Uptodai.com - Konser amal yang diselenggarakan oleh band legendaris Slank di Pantai Mertasari, Sanur, Bali, menjadi sorotan utama pekan ini, tidak hanya sebagai ajang hiburan tetapi juga gerakan sosial yang masif. Puncak dari aksi kemanusiaan tersebut adalah pelelangan sebuah Motor Listrik Vespa Kaka Slank, yang hasilnya akan didonasikan sepenuhnya untuk membantu korban bencana banjir di Sumatra.

Langkah ini merupakan bagian dari komitmen Slank untuk selalu sigap terhadap isu kemanusiaan dan bencana alam yang melanda Tanah Air. Sebelumnya, seluruh hasil penjualan tiket konser juga telah dialokasikan untuk kegiatan sosial, namun Kaka memilih langkah yang lebih personal dan bernilai historis dengan melelang koleksi pribadinya.

Motor Listrik Vespa Kaka Slank Dibuka dengan Harga Fantastis

Vespa berwarna biru yang dilelang oleh vokalis bernama lengkap Akhadi Wira Satriaji ini bukanlah kendaraan biasa. Motor klasik tersebut telah melalui proses konversi menjadi kendaraan listrik, menjadikannya perpaduan unik antara nostalgia dan teknologi ramah lingkungan yang tengah populer.

Motor yang diduga kuat merupakan model Vespa Acma tahun 1955 ini dikonversi oleh Elders Garage, sebuah bengkel modifikasi ternama yang sering bekerja sama dengan Slank. Kendaraan ini juga dihiasi logo Slank, menambah nilai koleksi yang signifikan bagi para penggemar fanatik atau yang dikenal sebagai Slankers.

Kaka menetapkan harga pembukaan lelang yang cukup menarik perhatian, yakni Rp75 juta. Angka ini diharapkan mampu memicu persaingan positif di kalangan kolektor maupun masyarakat yang ingin berkontribusi langsung dalam upaya pemulihan pascabencana yang terjadi di sejumlah wilayah Sumatra.

Simbol Perjalanan 40 Tahun Slank dan Empati Kemanusiaan

Nilai emosional Vespa ini semakin tinggi karena dibeli Kaka pada tahun 2023, bertepatan dengan perayaan 40 tahun perjalanan Slank di kancah musik nasional.
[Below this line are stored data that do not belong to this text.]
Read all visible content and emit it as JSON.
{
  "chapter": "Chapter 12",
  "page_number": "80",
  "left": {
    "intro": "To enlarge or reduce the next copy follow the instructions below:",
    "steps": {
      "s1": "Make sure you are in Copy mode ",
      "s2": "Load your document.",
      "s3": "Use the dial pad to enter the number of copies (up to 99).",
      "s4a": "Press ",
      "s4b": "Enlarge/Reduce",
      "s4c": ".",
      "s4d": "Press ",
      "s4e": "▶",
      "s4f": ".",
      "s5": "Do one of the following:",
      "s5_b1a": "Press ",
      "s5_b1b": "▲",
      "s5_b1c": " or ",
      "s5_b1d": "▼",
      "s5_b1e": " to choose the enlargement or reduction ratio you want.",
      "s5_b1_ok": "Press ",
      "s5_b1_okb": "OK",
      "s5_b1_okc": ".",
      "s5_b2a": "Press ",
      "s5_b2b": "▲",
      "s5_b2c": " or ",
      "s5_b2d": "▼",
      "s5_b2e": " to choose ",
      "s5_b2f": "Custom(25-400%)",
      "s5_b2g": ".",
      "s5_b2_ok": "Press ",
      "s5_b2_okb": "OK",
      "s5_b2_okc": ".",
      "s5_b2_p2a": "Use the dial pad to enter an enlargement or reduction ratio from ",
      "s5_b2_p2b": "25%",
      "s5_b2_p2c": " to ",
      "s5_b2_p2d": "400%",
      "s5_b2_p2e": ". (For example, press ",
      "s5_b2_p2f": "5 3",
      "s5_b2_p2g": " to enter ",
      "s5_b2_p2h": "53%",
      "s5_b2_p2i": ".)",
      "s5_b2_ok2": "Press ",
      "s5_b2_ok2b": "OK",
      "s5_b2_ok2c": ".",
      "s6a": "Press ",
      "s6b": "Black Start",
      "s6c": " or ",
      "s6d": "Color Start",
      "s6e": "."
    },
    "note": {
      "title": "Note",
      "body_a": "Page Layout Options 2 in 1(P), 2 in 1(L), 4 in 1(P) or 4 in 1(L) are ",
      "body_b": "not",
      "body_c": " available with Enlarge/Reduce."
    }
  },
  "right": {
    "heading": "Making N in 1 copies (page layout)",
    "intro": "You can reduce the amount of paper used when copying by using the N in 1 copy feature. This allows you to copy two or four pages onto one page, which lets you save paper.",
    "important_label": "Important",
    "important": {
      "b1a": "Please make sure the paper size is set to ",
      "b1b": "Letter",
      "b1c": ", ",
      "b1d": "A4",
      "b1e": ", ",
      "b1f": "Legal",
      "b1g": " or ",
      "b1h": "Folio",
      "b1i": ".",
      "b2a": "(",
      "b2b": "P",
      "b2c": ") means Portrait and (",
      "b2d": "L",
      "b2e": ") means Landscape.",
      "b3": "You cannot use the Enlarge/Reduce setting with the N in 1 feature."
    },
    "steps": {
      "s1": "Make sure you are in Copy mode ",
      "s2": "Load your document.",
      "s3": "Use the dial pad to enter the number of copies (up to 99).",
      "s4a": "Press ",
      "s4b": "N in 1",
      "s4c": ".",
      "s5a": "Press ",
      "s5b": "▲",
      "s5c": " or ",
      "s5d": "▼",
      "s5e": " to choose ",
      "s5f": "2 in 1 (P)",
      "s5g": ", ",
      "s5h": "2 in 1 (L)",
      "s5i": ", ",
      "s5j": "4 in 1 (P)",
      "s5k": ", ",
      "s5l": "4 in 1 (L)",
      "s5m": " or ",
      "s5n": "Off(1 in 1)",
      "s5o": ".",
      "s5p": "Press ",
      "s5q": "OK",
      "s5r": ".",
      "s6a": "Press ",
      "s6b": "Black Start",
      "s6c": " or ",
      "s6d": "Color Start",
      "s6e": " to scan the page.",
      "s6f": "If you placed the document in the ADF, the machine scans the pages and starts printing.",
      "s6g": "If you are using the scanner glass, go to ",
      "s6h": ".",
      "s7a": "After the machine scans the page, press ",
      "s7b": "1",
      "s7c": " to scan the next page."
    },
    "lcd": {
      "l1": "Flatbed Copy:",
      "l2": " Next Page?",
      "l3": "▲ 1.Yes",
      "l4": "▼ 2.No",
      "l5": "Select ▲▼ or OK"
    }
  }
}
Motor ini menjadi simbol dedikasi panjang Slank terhadap musik, sekaligus kepedulian sosial yang selalu mereka junjung tinggi.

Kaka menegaskan bahwa aksi ini lahir dari empati mendalam terhadap kesulitan yang dialami saudara sebangsa. “Di tengah bencana dan kesusahan yang terjadi, kami diingatkan ada saudara yang membutuhkan bantuan,” ujar Kaka saat jumpa pers di Denpasar, Bali, pada Senin, 29 Desember 2025.

Tidak hanya Kaka, personel Slank lainnya juga ikut menyumbangkan barang berharga mereka. Ivan, basis Slank, diketahui akan melelang gitar bas kesayangannya, sementara Ridho juga turut menyumbangkan gitar yang sering ia gunakan dalam berbagai penampilan panggung.

Antusiasme Tinggi Slankers di Momen Ulang Tahun Ke-42

Konser amal ini memiliki makna ganda karena bertepatan dengan perayaan Hari Ulang Tahun ke-42 Slank yang jatuh pada 26 Desember 2025. Momen perayaan ini dimanfaatkan Slank untuk menyebarkan pesan positif dan semangat gotong royong kepada seluruh penggemarnya.

Muhammad Suryo, penyelenggara konser yang akrab disapa Haji Suryo, memperkirakan bahwa antusiasme penonton sangat tinggi. Ia memprediksi jumlah penonton yang hadir di Pantai Mertasari bisa mencapai 10 ribu orang, mengingat kapasitas area konser yang mencapai sekitar 15 ribu penonton.

Dengan harga tiket yang dipatok cukup terjangkau, hanya Rp75 ribu per orang, acara ini sukses menjaring partisipasi luas dari Slankers dan masyarakat umum. Seluruh dana yang terkumpul, baik dari tiket maupun hasil lelang Motor Listrik Vespa Kaka Slank dan instrumen musik lainnya, akan disalurkan untuk meringankan beban korban banjir di wilayah Sumatra yang terdampak parah.